Souvent critiqués, mais systématiquement scrutés, les classements font toujours parler. L’Abcdr peut vous en dire quelque chose puisque lorsqu’en 2009, la rédaction avait demandé à ses lecteurs de choisir les 100 classiques du rap français, il était difficile d’imaginer que que dix ans plus tard, les résultats seraient encore diffusés, repris, cités et retweetés. C’est pourtant ce qu’il s’est passé. Et c’est tout ce que l’on peut souhaiter au boulot fourni par nos confrères du site Le Rap en France. Ces derniers se sont penchés sur la décennie mal-aimée du rap français : celle des années 2000. Elle est pourtant d’une richesse incroyable et pour le prouver, le magazine en ligne a demandé à plusieurs rédactions spécialisées (dont la nôtre !) de voter pour sélectionner et classer les albums majeurs parus entre le 1er janvier 2000 et le 31 décembre 2009. Un classement contextualisé et remis en perspective à découvrir à travers un mini-site. Une mise en valeur d’un certain patrimoine du rap français, sur laquelle discuter pendant des heures, comme tout bon acharné de rap !
Aux deux six de son département, Kyû 999 en ajoute un, faisant des Pyrénées Orientales le terrain « 666 ». C’est là le nom du titre introductif de son EP fraîchement sorti : Ange Déchu.

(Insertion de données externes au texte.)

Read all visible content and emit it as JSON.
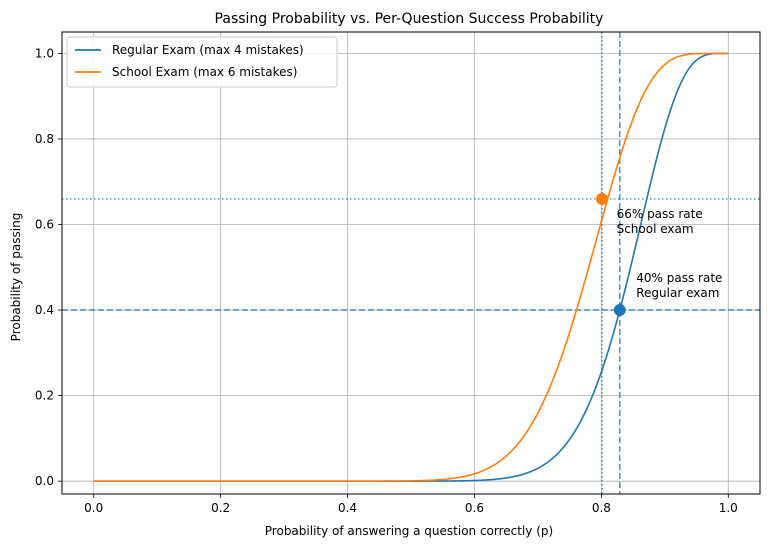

Jack, puisque c’est ainsi que le rappeur se présente au long des cinq titres de ce projet, enfile sa lampe frontale et ses cornes de jeune démon pour une visite dans l’obscurité des ténèbres. Les références à une entité diabolique supérieure pullulent dans ses textes, Baphomet devenant le bouc émissaire à toute les déviances d’un artiste qui s’arrache le cœur et remplace les tenders par des poussins morts dans son bucket. Fantasmagorique à souhait, Ange Déchu est la mise en scène de la « perversité infinie » de son auteur qui prend un Malin plaisir à rendre hommage au Sheitan devant l’autel Iblis.
Certes globalement noire, dans la lignée du son de Memphis, la musique de Kyû 999 ne se cantonne pas à une idiote ode infernale, elle regorge aussi de petites références bien senties et d’un second degré évident. Ainsi la seconde partie du titre « Névrotique » est une respiration ironique, parodie de disco totalement infantile, sortie de l’imagination d’une raclure qui « pisse sur la table, ne sait pas se tenir », mais qui pense aussi être « l’enfant seul dont parlait Oxmo. » Intégralement produit par le rappeur lui même, cet EP est disponible sur les plateformes habituelles et mérite bien ses vingt minutes d’attention.